3+ monitoring would assure defendant's appearance in court and would

sufficiently protect the victims and the community.

      We are convinced, however, that the court's order denying pretrial

detention and releasing defendant subject to non-monetary conditions was a

mistaken exercise of discretion. Although the court recognized the seriousness

of the charges, it failed to give sufficient weight to the charges and the concerns

raised about the safety of the community. Defendant has been charged with two

counts of attempted murder for shooting into a crowd, then leaving the scene

with the gun, which – as the court correctly recognized – still "might be out

there." Those charges are clearly of a serious nature. See State v. Mercedes,

 233 N.J. 152, 172 (2018) (noting that judges considering a detention motion may

rely heavily on the seriousness of the pending charge).

      In addition, the court did not give sufficient weight to the strength of the

evidence in support of the charges, noting there were "other issues" in the case.

Although the video recording was not played in court, it was undisputed – at

least for purposes of the detention hearing – that defendant was identified in the

video shooting Holland in the back and shooting at Hernandez's car. And both

Holland and Hernandez were hospitalized with gunshot wounds.

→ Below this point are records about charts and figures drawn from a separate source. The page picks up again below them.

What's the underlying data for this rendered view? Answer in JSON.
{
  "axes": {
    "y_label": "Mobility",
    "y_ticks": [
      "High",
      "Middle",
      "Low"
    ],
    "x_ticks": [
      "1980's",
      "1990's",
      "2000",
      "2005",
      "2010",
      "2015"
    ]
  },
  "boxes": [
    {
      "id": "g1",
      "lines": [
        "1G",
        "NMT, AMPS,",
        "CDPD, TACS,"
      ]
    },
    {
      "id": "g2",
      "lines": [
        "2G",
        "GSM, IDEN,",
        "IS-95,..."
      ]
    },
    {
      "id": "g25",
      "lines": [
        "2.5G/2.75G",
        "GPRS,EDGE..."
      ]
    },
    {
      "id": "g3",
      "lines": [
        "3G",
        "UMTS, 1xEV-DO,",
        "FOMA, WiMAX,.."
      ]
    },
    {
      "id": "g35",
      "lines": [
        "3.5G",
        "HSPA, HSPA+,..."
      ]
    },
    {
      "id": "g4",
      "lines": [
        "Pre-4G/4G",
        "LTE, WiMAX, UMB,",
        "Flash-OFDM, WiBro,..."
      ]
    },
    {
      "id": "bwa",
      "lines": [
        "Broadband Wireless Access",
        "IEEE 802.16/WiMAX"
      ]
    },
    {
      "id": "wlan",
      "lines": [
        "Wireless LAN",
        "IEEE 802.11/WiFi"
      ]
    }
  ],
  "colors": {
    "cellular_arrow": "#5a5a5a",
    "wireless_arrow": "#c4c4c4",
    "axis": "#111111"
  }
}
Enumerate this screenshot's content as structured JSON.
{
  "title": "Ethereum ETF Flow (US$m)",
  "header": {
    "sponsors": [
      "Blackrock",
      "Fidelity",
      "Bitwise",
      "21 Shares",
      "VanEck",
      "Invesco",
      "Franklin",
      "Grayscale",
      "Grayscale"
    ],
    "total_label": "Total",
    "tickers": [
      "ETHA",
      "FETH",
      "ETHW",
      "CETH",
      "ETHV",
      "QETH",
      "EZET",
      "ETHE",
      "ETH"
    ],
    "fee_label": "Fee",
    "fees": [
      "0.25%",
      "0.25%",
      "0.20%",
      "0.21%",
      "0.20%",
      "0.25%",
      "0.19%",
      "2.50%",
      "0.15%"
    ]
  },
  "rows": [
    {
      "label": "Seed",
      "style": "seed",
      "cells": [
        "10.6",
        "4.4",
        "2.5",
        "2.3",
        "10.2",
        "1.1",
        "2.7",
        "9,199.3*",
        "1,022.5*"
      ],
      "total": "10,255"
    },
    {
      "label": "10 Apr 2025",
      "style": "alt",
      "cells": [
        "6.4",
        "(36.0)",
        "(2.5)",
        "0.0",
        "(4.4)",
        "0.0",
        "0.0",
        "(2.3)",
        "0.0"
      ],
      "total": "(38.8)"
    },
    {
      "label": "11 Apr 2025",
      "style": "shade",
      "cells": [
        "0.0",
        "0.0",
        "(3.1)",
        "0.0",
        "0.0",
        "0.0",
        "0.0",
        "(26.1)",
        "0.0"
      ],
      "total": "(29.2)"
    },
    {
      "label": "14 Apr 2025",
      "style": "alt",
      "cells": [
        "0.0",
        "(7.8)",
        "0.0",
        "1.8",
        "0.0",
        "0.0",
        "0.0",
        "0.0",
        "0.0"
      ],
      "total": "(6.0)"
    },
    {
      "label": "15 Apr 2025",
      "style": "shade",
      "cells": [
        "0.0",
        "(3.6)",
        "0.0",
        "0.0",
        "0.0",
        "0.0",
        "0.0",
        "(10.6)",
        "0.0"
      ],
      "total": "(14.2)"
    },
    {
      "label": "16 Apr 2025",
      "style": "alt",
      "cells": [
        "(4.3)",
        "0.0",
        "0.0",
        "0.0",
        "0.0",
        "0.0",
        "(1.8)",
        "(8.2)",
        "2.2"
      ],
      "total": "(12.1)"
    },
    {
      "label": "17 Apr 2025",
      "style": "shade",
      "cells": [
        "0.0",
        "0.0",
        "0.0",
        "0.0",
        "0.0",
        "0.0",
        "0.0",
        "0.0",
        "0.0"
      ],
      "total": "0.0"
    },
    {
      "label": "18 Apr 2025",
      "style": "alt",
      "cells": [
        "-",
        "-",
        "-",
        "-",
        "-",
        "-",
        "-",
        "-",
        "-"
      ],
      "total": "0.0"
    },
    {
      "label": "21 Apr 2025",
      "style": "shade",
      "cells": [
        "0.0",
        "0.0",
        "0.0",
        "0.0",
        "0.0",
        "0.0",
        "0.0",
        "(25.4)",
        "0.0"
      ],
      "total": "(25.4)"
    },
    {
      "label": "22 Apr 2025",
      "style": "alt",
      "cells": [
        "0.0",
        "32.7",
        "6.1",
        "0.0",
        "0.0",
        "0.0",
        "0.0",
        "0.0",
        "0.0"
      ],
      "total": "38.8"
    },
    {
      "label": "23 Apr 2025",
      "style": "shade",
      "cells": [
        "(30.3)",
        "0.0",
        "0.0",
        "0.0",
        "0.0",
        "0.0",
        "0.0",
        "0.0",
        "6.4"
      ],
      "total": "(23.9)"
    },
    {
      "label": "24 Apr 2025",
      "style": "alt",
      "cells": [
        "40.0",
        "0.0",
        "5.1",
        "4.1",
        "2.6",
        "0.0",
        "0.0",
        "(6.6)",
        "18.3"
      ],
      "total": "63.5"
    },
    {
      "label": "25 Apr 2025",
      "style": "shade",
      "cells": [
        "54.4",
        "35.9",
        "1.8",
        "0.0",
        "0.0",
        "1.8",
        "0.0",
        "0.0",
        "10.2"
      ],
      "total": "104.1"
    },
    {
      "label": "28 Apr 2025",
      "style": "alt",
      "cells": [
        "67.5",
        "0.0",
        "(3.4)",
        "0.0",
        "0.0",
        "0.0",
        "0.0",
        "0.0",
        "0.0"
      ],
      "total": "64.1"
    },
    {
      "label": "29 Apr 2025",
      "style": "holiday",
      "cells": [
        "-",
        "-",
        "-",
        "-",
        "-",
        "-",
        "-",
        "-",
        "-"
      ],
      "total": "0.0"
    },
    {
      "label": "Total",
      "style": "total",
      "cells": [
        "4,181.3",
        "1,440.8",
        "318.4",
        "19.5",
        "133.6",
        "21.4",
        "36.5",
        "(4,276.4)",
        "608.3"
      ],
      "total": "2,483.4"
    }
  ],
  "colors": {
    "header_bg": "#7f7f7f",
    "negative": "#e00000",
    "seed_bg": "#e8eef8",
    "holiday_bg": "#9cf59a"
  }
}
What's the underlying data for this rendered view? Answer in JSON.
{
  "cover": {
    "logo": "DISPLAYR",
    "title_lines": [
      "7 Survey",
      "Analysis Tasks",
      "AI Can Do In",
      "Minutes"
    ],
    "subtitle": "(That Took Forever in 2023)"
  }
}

      We also find S.N. readily distinguishable from the present matter. In that

case, the defendant was arrested in 2017 for crimes allegedly committed in 2012.

 231 N.J. at 501. The defendant had not lived in the same home as the victim for

two years, and the State based its case on the word of the child victim regarding

events that had occurred five years before. Id. at 501-03. In the case under

review, the offenses occurred hours – not years – before defendant was charged,

and they were captured on video.

      Finally, the court erroneously gave significant weight to defendant's

support system and relied on the fact that defendant would be living with his

family while on pretrial release. Defendant was living with his family when he

allegedly committed the offenses charged here, and that living arrangement did

not deter him from engaging in the alleged conduct in the middle of the night.

Moreover, neither defendant's mother nor his girlfriend testified about what role

they would play in assuring defendant's compliance with the conditions of his

release. Accordingly, the record is devoid of any competent evidence regarding

their support.

      We therefore conclude the trial court mistakenly exercised its discretion

by denying the State's motion for defendant's pretrial detention. The court failed

to take into consideration all relevant factors, and its decision represents a clear

error of judgment. S.N.,  231 N.J. at 515-16.

      Reversed and remanded. We do not retain jurisdiction.